Bei den Novemberpogromen organisierten SA-und SS-Trupps in der Nacht vom 09. auf den 10. November 1938 gewalttätige Übergriffe auf die jüdische Bevölkerung. Mehrere hundert Synagogen in ganz Deutschland wurden in Brand gesetzt, mindestens 8.000 jüdische Geschäfte zerstört sowie zahllose Wohnungen verwüstet. Die Pogromnacht forderte rund 400 Todesopfer. Insgesamt 30.000 Juden wurden in dieser Nacht und den folgenden Tagen verhaftet und in Konzentrationslager verschleppt. Die antisemitischen Ausschreitungen waren von der NS-Führung organisiert worden, die die Diskriminierung und Verfolgung jüdischer Bürgerinnen und Bürger seit 1933 systematisch vorangetrieben hatte.
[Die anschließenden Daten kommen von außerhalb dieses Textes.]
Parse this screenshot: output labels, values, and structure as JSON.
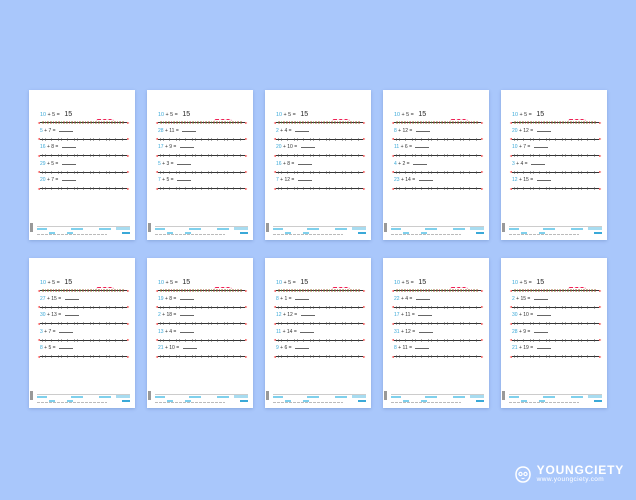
{
  "colors": {
    "background": "#a9c7fb",
    "sheet": "#ffffff",
    "accent_blue": "#3aa9d8",
    "arrow_red": "#e33333"
  },
  "sheets": [
    {
      "example": {
        "a": "10",
        "b": "5",
        "result": "15"
      },
      "problems": [
        {
          "a": "5",
          "b": "7"
        },
        {
          "a": "16",
          "b": "8"
        },
        {
          "a": "29",
          "b": "5"
        },
        {
          "a": "20",
          "b": "7"
        }
      ]
    },
    {
      "example": {
        "a": "10",
        "b": "5",
        "result": "15"
      },
      "problems": [
        {
          "a": "28",
          "b": "11"
        },
        {
          "a": "17",
          "b": "9"
        },
        {
          "a": "5",
          "b": "3"
        },
        {
          "a": "7",
          "b": "5"
        }
      ]
    },
    {
      "example": {
        "a": "10",
        "b": "5",
        "result": "15"
      },
      "problems": [
        {
          "a": "2",
          "b": "4"
        },
        {
          "a": "20",
          "b": "10"
        },
        {
          "a": "16",
          "b": "8"
        },
        {
          "a": "7",
          "b": "12"
        }
      ]
    },
    {
      "example": {
        "a": "10",
        "b": "5",
        "result": "15"
      },
      "problems": [
        {
          "a": "8",
          "b": "12"
        },
        {
          "a": "11",
          "b": "6"
        },
        {
          "a": "4",
          "b": "2"
        },
        {
          "a": "23",
          "b": "14"
        }
      ]
    },
    {
      "example": {
        "a": "10",
        "b": "5",
        "result": "15"
      },
      "problems": [
        {
          "a": "20",
          "b": "12"
        },
        {
          "a": "10",
          "b": "7"
        },
        {
          "a": "3",
          "b": "4"
        },
        {
          "a": "12",
          "b": "15"
        }
      ]
    },
    {
      "example": {
        "a": "10",
        "b": "5",
        "result": "15"
      },
      "problems": [
        {
          "a": "27",
          "b": "15"
        },
        {
          "a": "30",
          "b": "13"
        },
        {
          "a": "3",
          "b": "7"
        },
        {
          "a": "8",
          "b": "5"
        }
      ]
    },
    {
      "example": {
        "a": "10",
        "b": "5",
        "result": "15"
      },
      "problems": [
        {
          "a": "19",
          "b": "8"
        },
        {
          "a": "2",
          "b": "18"
        },
        {
          "a": "13",
          "b": "4"
        },
        {
          "a": "21",
          "b": "10"
        }
      ]
    },
    {
      "example": {
        "a": "10",
        "b": "5",
        "result": "15"
      },
      "problems": [
        {
          "a": "8",
          "b": "1"
        },
        {
          "a": "12",
          "b": "12"
        },
        {
          "a": "11",
          "b": "14"
        },
        {
          "a": "9",
          "b": "6"
        }
      ]
    },
    {
      "example": {
        "a": "10",
        "b": "5",
        "result": "15"
      },
      "problems": [
        {
          "a": "22",
          "b": "4"
        },
        {
          "a": "17",
          "b": "11"
        },
        {
          "a": "31",
          "b": "12"
        },
        {
          "a": "8",
          "b": "11"
        }
      ]
    },
    {
      "example": {
        "a": "10",
        "b": "5",
        "result": "15"
      },
      "problems": [
        {
          "a": "2",
          "b": "15"
        },
        {
          "a": "30",
          "b": "10"
        },
        {
          "a": "28",
          "b": "9"
        },
        {
          "a": "21",
          "b": "19"
        }
      ]
    }
  ],
  "brand": {
    "name": "YOUNGCIETY",
    "url": "www.youngciety.com",
    "icon": "owl-logo-icon"
  }
}
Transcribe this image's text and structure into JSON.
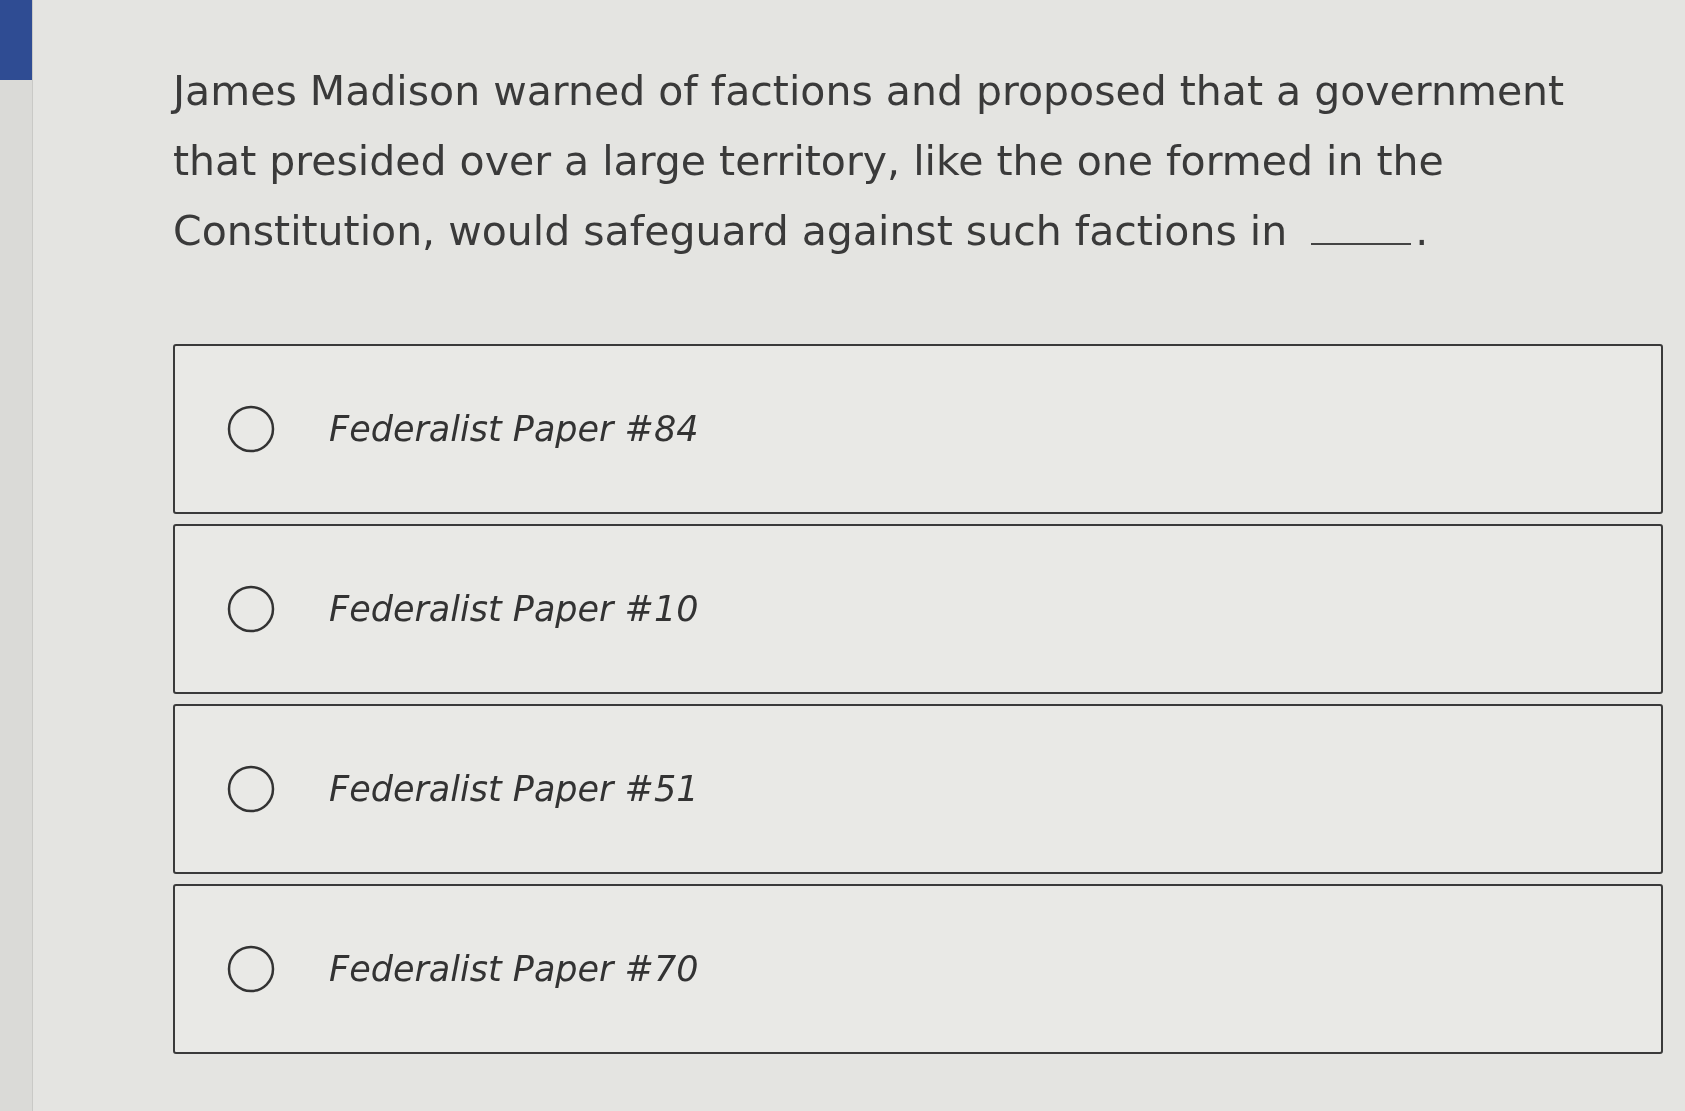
{
  "question": {
    "text": "James Madison warned of factions and proposed that a government that presided over a large territory, like the one formed in the Constitution, would safeguard against such factions in",
    "ending": "."
  },
  "options": [
    {
      "label": "Federalist Paper #84",
      "selected": false
    },
    {
      "label": "Federalist Paper #10",
      "selected": false
    },
    {
      "label": "Federalist Paper #51",
      "selected": false
    },
    {
      "label": "Federalist Paper #70",
      "selected": false
    }
  ]
}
Die Pogrome markierten den Übergang von der Diskriminierung der Juden seit 1933 zur systematischen Verfolgung, die wenige Jahre später in die Shoa, die Vernichtung der europäischen Juden, mündete.
In Brandenburg lebten vor 1933 etwa 9.000 Juden in mehr als 20 Gemeinden. Nach dem Krieg lebten auf dem Gebiet des heutigen Landes Brandenburg nur noch vereinzelt Juden. Erst ab 1991 gründeten Zuwanderer aus der ehemaligen Sowjetunion wieder jüdische Gemeinden in Potsdam, Cottbus, Frankfurt (Oder), Brandenburg an der Havel, Bernau, Oranienburg und Königs Wusterhausen mit insgesamt rund 2.000 Mitgliedern. Zur Förderung jüdischer Gemeinde-und Verbandsstrukturen stellt das Land jährlich rund 750.000 Euro zur Verfügung. Weitere 500.000 Euro stellt das Land in diesem Jahr für Sicherungsmaßnahmen von jüdischen Einrichtungen bereit.